The League wants to stop the rich north bankrolling the poor and corrupt south but that puts it at odds with the interests of southern-based political forces, such as lower house speaker Gianfranco Fini's right-wing powerbase.
— The risk of social unrest has been limited so far. But rising unemployment, a fall in households' incomes in 2009 which the national statistics office says is the worst since the 1990s and the crisis of small and medium businesses in the northeast — the backbone of Italy's economy — are fueling discontent.
— Berlusconi's legal woes, which have so far absorbed the government's energies in trying to restore his immunity from prosecution at the expense of any determined economic agenda. New investigations or setbacks to his attempts to stay out of court could further delay any serious attempt at reforms.
The Race to Succeed Berlusconi
A turbulent year, marked by sex and corruption scandals, has hit Berlusconi's popularity — though it is still high at around 45 percent. Behind the scenes, the race to succeed the 73-year old media tycoon has started with Fini and Tremonti seen as possible front-runners.
What to Watch:
— Any signs of internal bickering within Berlusconi's coalition — particularly more criticism of government policies by Fini or increasing demands for power by the League.

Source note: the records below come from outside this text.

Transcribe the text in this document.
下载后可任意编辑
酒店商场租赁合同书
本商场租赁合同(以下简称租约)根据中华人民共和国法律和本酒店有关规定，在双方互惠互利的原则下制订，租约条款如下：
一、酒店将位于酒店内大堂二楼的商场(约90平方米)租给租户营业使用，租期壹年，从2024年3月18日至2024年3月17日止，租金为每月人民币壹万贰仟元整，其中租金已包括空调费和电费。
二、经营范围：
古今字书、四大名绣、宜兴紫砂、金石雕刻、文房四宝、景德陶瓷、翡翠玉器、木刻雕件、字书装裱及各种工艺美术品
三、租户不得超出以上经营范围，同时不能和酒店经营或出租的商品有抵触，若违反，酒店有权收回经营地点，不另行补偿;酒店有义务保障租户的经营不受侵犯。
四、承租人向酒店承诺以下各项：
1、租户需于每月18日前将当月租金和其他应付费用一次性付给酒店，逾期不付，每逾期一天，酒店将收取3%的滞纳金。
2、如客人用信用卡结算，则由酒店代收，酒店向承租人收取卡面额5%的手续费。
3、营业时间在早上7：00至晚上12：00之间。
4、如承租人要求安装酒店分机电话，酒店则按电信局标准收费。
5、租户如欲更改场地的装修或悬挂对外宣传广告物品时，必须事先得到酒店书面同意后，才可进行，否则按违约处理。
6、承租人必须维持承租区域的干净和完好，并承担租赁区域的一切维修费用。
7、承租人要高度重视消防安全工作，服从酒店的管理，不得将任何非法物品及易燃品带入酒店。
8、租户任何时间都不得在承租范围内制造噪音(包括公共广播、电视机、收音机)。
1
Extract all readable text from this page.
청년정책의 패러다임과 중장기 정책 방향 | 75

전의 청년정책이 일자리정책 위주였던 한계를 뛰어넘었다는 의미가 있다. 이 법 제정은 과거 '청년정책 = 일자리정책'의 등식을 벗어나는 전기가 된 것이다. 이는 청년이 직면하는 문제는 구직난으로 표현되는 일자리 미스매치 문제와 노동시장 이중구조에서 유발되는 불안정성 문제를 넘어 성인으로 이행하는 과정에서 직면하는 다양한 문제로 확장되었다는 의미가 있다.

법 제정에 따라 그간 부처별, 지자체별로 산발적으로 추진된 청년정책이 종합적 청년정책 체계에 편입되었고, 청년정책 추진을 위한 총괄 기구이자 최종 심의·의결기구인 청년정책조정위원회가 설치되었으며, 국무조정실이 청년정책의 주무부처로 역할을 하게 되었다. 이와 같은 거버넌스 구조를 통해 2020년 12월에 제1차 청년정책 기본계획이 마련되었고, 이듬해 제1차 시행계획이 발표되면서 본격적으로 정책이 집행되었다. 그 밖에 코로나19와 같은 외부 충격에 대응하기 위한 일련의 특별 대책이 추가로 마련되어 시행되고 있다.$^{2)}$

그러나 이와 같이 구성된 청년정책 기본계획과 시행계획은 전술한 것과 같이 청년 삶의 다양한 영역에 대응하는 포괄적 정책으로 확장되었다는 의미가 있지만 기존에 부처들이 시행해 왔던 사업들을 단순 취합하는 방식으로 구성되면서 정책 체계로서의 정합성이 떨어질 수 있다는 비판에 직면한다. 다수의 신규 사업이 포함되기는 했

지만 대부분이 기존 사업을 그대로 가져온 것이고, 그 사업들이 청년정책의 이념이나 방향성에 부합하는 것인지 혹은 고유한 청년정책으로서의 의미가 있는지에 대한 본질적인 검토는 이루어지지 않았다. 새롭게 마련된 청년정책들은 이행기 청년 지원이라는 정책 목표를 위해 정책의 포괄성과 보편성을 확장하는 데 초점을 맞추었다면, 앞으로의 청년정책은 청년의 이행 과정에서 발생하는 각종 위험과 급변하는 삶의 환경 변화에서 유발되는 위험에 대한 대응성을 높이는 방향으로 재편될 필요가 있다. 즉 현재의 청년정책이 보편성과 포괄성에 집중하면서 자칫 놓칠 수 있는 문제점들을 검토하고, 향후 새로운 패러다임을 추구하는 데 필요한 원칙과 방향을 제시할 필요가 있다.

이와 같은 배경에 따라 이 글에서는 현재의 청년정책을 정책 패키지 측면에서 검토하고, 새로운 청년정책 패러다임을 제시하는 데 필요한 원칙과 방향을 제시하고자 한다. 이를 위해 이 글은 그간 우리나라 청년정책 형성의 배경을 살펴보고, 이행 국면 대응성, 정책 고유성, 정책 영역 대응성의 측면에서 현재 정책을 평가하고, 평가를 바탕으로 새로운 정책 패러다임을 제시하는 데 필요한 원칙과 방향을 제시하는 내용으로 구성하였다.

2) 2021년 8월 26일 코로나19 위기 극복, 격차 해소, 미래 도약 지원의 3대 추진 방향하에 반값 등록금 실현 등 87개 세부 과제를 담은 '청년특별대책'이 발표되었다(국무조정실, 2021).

The next national election is in 2013 and Berlusconi is likely to stay at the helm until then, but the mayoral ballot for the city of Milan, Italy's financial capital, in 2011 is a potential flashpoint for his government, as it is likely to put his PDL party up against the League. Italy has a history of political instability so a change of government would probably not spook markets, or in any case not for long.
Tremonti has gained a lot of credibility over the past year for his fiscal prudence, but he is also a vocal critic of globalization. Fini has a higher political profile. His ideas on the economy are less well-known but his party's roots are nationalistic.